Marthe Delon and her truffle pig "Kiki the Goblin" searching for black truffles near Lalbenque, southwestern France
© AFP/ Pascal Pavani | Marthe Delon and her truffle pig "Kiki the Goblin" searching for black truffles near Lalbenque, southwestern France
Predictions vary for the upcoming truffle harvest in France.

French grape growers are not alone in enduring challenging weather conditions and a small crop this season.

Following an unseasonably cool spring, along with droughts, storms, and an August heatwave that has left the country facing its smallest grape harvest since 1991, prospects for the next truffle season look mixed.

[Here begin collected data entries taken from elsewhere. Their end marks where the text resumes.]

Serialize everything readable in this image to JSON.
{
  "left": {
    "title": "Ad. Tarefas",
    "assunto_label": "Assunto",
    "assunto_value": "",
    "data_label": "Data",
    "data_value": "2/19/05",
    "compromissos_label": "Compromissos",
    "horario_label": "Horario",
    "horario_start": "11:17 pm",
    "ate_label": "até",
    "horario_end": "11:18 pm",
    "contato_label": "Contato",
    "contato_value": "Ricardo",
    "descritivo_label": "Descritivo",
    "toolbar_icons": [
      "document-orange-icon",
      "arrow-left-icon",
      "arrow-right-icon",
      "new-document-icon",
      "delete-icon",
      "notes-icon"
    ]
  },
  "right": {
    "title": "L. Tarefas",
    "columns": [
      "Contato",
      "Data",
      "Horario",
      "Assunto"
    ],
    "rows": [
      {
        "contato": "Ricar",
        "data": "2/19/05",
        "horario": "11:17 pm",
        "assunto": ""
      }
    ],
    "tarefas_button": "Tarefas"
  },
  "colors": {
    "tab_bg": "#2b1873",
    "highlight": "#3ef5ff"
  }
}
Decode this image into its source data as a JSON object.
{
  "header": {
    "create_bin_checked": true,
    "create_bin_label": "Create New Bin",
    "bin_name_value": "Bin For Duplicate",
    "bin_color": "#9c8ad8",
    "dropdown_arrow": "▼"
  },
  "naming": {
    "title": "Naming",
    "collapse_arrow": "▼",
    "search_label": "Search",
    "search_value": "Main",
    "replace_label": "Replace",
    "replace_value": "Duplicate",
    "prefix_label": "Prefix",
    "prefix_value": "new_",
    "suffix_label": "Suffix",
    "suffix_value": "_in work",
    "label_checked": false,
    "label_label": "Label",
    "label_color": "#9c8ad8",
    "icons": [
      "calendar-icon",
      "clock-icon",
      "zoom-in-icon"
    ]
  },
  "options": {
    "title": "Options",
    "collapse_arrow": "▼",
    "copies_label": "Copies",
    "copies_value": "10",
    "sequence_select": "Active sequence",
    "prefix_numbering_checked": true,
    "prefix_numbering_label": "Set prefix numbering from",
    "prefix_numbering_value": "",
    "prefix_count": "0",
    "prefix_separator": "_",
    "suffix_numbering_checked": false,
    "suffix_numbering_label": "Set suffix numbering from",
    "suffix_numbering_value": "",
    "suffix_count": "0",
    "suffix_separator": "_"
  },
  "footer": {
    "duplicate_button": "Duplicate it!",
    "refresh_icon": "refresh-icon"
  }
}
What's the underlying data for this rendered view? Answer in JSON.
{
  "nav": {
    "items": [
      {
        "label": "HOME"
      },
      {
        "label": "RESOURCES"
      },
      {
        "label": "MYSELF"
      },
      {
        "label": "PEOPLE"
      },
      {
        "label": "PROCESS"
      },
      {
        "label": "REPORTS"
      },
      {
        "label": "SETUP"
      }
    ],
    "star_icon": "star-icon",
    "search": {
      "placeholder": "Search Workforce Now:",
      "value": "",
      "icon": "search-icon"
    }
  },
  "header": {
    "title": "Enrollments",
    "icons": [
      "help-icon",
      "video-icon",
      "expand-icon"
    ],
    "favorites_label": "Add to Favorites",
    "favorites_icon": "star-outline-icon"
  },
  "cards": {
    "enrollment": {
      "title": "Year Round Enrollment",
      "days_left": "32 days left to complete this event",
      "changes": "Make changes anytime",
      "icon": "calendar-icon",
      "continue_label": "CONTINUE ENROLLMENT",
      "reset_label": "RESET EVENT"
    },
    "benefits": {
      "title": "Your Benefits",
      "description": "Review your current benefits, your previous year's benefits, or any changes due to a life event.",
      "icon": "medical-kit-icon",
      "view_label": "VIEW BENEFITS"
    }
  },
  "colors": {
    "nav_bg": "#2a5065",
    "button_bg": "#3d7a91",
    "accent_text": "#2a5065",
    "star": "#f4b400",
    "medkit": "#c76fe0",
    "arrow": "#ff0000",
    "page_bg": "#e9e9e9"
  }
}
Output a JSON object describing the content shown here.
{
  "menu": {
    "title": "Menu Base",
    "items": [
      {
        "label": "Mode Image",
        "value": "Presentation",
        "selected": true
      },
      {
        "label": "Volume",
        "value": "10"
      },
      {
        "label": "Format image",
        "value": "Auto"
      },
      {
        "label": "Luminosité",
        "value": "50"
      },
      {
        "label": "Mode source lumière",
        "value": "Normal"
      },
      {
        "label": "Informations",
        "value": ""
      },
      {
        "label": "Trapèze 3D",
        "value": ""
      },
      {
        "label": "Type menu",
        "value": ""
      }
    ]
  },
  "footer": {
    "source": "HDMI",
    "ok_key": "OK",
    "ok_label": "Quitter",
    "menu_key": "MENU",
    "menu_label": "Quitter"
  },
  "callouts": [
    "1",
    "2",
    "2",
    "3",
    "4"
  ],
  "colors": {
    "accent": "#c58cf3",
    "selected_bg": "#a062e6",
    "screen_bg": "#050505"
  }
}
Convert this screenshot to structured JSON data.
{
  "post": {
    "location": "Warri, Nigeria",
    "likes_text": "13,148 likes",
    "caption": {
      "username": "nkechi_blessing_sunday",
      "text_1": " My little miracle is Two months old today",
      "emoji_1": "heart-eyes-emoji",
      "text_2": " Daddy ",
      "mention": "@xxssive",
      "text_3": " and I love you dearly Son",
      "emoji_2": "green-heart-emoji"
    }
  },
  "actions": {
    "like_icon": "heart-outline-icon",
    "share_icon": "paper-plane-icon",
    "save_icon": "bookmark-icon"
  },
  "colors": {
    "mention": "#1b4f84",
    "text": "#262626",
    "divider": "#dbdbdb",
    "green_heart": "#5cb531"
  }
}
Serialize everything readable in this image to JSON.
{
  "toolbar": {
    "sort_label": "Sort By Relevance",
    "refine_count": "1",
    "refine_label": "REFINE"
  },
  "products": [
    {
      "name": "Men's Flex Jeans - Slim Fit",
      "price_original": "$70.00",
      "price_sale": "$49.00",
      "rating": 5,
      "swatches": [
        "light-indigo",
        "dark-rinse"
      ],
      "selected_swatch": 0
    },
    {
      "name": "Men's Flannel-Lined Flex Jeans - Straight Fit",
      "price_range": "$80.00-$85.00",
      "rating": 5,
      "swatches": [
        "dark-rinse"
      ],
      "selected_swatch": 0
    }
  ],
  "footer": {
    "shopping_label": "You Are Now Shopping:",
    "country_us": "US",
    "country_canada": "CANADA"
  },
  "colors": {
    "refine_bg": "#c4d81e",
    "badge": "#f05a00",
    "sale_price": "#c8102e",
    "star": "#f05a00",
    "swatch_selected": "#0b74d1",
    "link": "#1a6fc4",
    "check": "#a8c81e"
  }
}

The president of the French Federation of Trufficulteurs (FFT), Jean-Charles Savignac, told Wine-Searcher: “Certain places like the Aude and north of the Drôme region received plenty of water. Rain fell when it was needed and truffles will be in abundance there." 

The prospects are also bright in Aude, where the head of the region's trufficulteurs, André Giniès, said, “We had plenty of water in July and August thanks to thunderstorms, and we found many truffles."

The harvest, which generally starts in December and lasts until February, should produce between 30 and 50 tons of the subterranean mushrooms. In the best years, up to 60 tons are collected.

But the South West of France and the Mediterranean seaboard were both affected by drought this year and the truffle harvest could be affected.

Conditions were also unfavorable in the Dordogne region, the home of the much-prized black Périgord truffle and appellations such as Bergerac, Monbazillac and Montravel. "We are worried,” admitted Michel Queyroi, the president of the regional truffle association.

However, all hope may not be lost. In 2011–2012, the "black diamond" harvest turned out to be better than expected despite “bizarre weather conditions." Nationally, growers harvested 44 tons of truffles, including five tons in Burgundy, and sales reached 110 million euros ($143m).

Black truffles sell for 600 to 700 euros ($780-$911) per kilo on the wholesale market. They retail at 800– 1,000 euros ($1,040–$1,300) per kilo. Prices are not predicted to rise this year despite forecasts of an uneven harvest, which could lead to a shortage of supply.